Unless the control rods have failed or are in the process of failing, I doubt that boron is even necessary for reactivity control, except as insurance. My educated guess is that their problems are entirely thermal- and containment-related, and that there is no danger of a reactivity accident, since a xenon transient or a condensation transient would have run its course by now, so the control rods probably have enough reactivity worth to keep the reactor subcritical indefinitely.
The heat inside the core is being produced by the decay of fission products, and there's absolutely nothing you can do to stop that except wait for enough half-lives that the activity slows down a bit.
Your general thesis, namely that as soon as they decide the reactor can't be salvaged, they'll dump in a bunch of boron just to be safe on the nuclear front, is correct, but where you're wrong is in assuming that adding a bunch of boron will help cool the reactor at all - it won't. All it will do is ensure that the reactor never goes critical again.
This is why spent fuel needs to sit in a pool of water for 5 years before anyone even considers moving it. Decay heat is serious shit, and it's not related to neutron physics at all.
EDIT: Probably time to get more specific about the term "reactivity". Reactivity is related to the "multiplication factor", which tells you how much bigger each generation of neutrons is than the last. It's zero when each subsequent generation is the same size - this is the normal operating state of a reactor, positive when each subsequent generation of neutrons is larger, and negative ... you get the idea.
If you've ever touched population dynamics in a differential equations class, you'll realize that this is a recipe for exponential growth and decay.

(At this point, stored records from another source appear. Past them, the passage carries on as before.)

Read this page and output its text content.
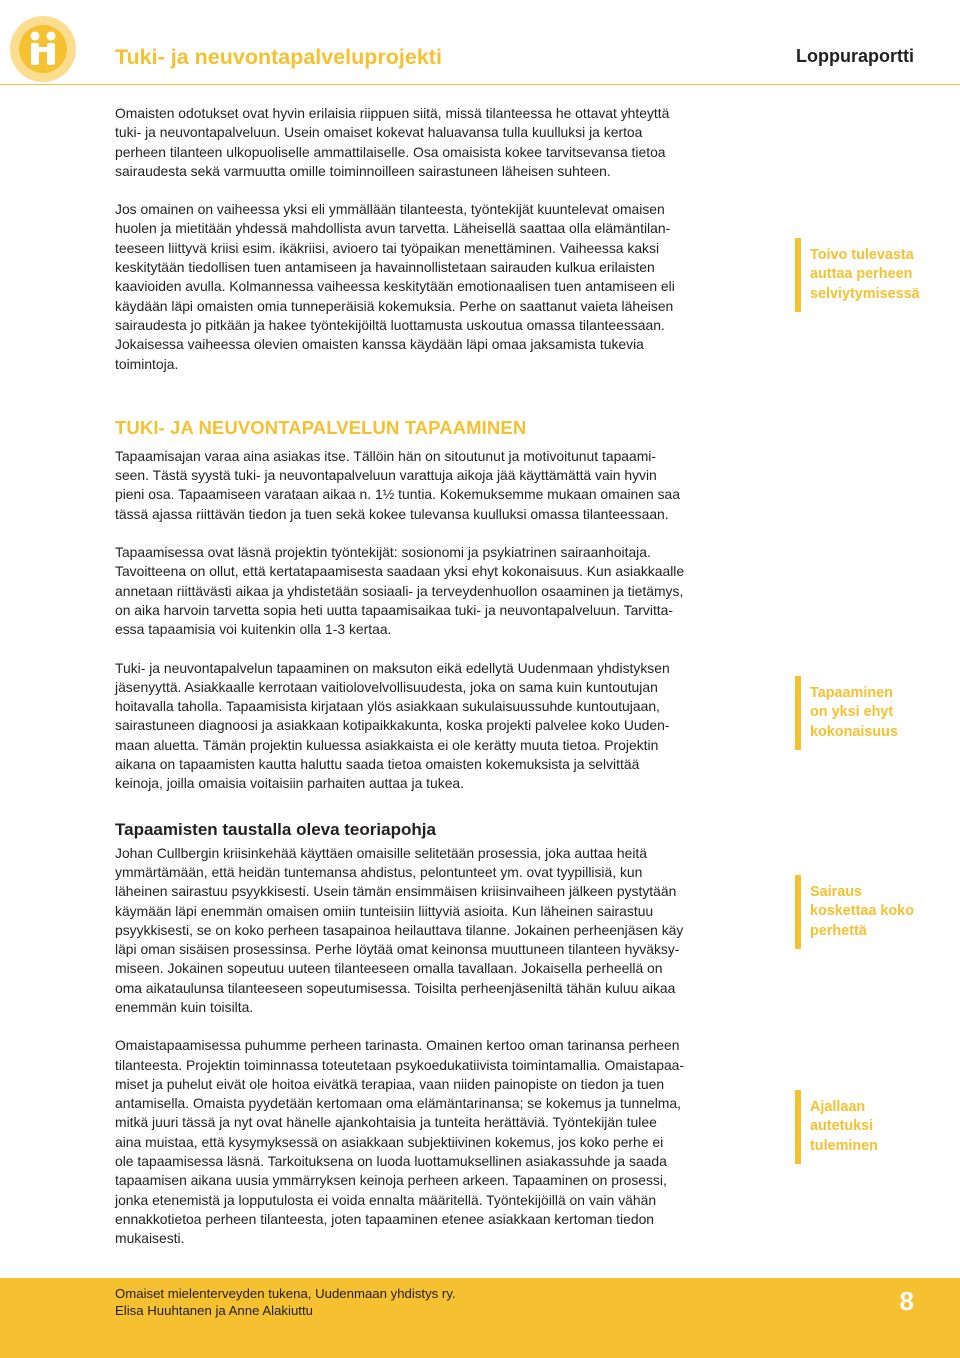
Tuki- ja neuvontapalveluprojekti	Loppuraportti

Omaisten odotukset ovat hyvin erilaisia riippuen siitä, missä tilanteessa he ottavat yhteyttä
tuki- ja neuvontapalveluun. Usein omaiset kokevat haluavansa tulla kuulluksi ja kertoa
perheen tilanteen ulkopuoliselle ammattilaiselle. Osa omaisista kokee tarvitsevansa tietoa
sairaudesta sekä varmuutta omille toiminnoilleen sairastuneen läheisen suhteen.

Jos omainen on vaiheessa yksi eli ymmällään tilanteesta, työntekijät kuuntelevat omaisen
huolen ja mietitään yhdessä mahdollista avun tarvetta. Läheisellä saattaa olla elämäntilan-
teeseen liittyvä kriisi esim. ikäkriisi, avioero tai työpaikan menettäminen. Vaiheessa kaksi
keskitytään tiedollisen tuen antamiseen ja havainnollistetaan sairauden kulkua erilaisten
kaavioiden avulla. Kolmannessa vaiheessa keskitytään emotionaalisen tuen antamiseen eli
käydään läpi omaisten omia tunneperäisiä kokemuksia. Perhe on saattanut vaieta läheisen
sairaudesta jo pitkään ja hakee työntekijöiltä luottamusta uskoutua omassa tilanteessaan.
Jokaisessa vaiheessa olevien omaisten kanssa käydään läpi omaa jaksamista tukevia
toimintoja.

TUKI- JA NEUVONTAPALVELUN TAPAAMINEN

Tapaamisajan varaa aina asiakas itse. Tällöin hän on sitoutunut ja motivoitunut tapaami-
seen. Tästä syystä tuki- ja neuvontapalveluun varattuja aikoja jää käyttämättä vain hyvin
pieni osa. Tapaamiseen varataan aikaa n. 1½ tuntia. Kokemuksemme mukaan omainen saa
tässä ajassa riittävän tiedon ja tuen sekä kokee tulevansa kuulluksi omassa tilanteessaan.

Tapaamisessa ovat läsnä projektin työntekijät: sosionomi ja psykiatrinen sairaanhoitaja.
Tavoitteena on ollut, että kertatapaamisesta saadaan yksi ehyt kokonaisuus. Kun asiakkaalle
annetaan riittävästi aikaa ja yhdistetään sosiaali- ja terveydenhuollon osaaminen ja tietämys,
on aika harvoin tarvetta sopia heti uutta tapaamisaikaa tuki- ja neuvontapalveluun. Tarvitta-
essa tapaamisia voi kuitenkin olla 1-3 kertaa.

Tuki- ja neuvontapalvelun tapaaminen on maksuton eikä edellytä Uudenmaan yhdistyksen
jäsenyyttä. Asiakkaalle kerrotaan vaitiolovelvollisuudesta, joka on sama kuin kuntoutujan
hoitavalla taholla. Tapaamisista kirjataan ylös asiakkaan sukulaisuussuhde kuntoutujaan,
sairastuneen diagnoosi ja asiakkaan kotipaikkakunta, koska projekti palvelee koko Uuden-
maan aluetta. Tämän projektin kuluessa asiakkaista ei ole kerätty muuta tietoa. Projektin
aikana on tapaamisten kautta haluttu saada tietoa omaisten kokemuksista ja selvittää
keinoja, joilla omaisia voitaisiin parhaiten auttaa ja tukea.

Tapaamisten taustalla oleva teoriapohja

Johan Cullbergin kriisinkehää käyttäen omaisille selitetään prosessia, joka auttaa heitä
ymmärtämään, että heidän tuntemansa ahdistus, pelontunteet ym. ovat tyypillisiä, kun
läheinen sairastuu psyykkisesti. Usein tämän ensimmäisen kriisinvaiheen jälkeen pystytään
käymään läpi enemmän omaisen omiin tunteisiin liittyviä asioita. Kun läheinen sairastuu
psyykkisesti, se on koko perheen tasapainoa heilauttava tilanne. Jokainen perheenjäsen käy
läpi oman sisäisen prosessinsa. Perhe löytää omat keinonsa muuttuneen tilanteen hyväksy-
miseen. Jokainen sopeutuu uuteen tilanteeseen omalla tavallaan. Jokaisella perheellä on
oma aikataulunsa tilanteeseen sopeutumisessa. Toisilta perheenjäseniltä tähän kuluu aikaa
enemmän kuin toisilta.

Omaistapaamisessa puhumme perheen tarinasta. Omainen kertoo oman tarinansa perheen
tilanteesta. Projektin toiminnassa toteutetaan psykoedukatiivista toimintamallia. Omaistapaa-
miset ja puhelut eivät ole hoitoa eivätkä terapiaa, vaan niiden painopiste on tiedon ja tuen
antamisella. Omaista pyydetään kertomaan oma elämäntarinansa; se kokemus ja tunnelma,
mitkä juuri tässä ja nyt ovat hänelle ajankohtaisia ja tunteita herättäviä. Työntekijän tulee
aina muistaa, että kysymyksessä on asiakkaan subjektiivinen kokemus, jos koko perhe ei
ole tapaamisessa läsnä. Tarkoituksena on luoda luottamuksellinen asiakassuhde ja saada
tapaamisen aikana uusia ymmärryksen keinoja perheen arkeen. Tapaaminen on prosessi,
jonka etenemistä ja lopputulosta ei voida ennalta määritellä. Työntekijöillä on vain vähän
ennakkotietoa perheen tilanteesta, joten tapaaminen etenee asiakkaan kertoman tiedon
mukaisesti.

Toivo tulevasta
auttaa perheen
selviytymisessä
Tapaaminen
on yksi ehyt
kokonaisuus
Sairaus
koskettaa koko
perhettä
Ajallaan
autetuksi
tuleminen
Omaiset mielenterveyden tukena, Uudenmaan yhdistys ry.
Elisa Huuhtanen ja Anne Alakiuttu	8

Basically the time scale on which nuclear reactions proceed is "reactivity / mean neutron lifetime", with the caveat that if your reactivity is just above zero, neutron population growth is constrained by the longest-lived neutrons (it's like if every family has 2 kids, except for a couple hundredths of a percent, who have three, but put their third kids in cryostasis for a thousand years). In practice, this is how reactors are operated, because the mean neutron lifetime is _very_ small, so the worst thing that can happen is if your reactivity moves outside of this regime (this happened at Chernobyl). If your reactivity is negative, you are _always_ constrained by the longest-lived neutrons, but that's okay, because even this time scale is pretty short.
The upshot here is that if each successive generation of neutrons is smaller than the last, the number of neutrons (and hence things like fission rate that depend linearly on the number of neutrons) decays exponentially with a pretty short time constant.
The definition of "subcritical" is "having negative reactivity", so if the reactor is subcritical for any length of time, the fission rate will have exponentially decayed down to a tiny number.
So, no, given the state of relations between the countries and the general lack of experience in civilian application, not to mention the improbability of possessing the resources, I'd highly doubt that the US Navy would be instrumental in assisting the qualified and experienced staff at a nuclear power plant located in a highly developed country such as Japan. I think the author was just throwing that in there to add some ominous weight to his argument.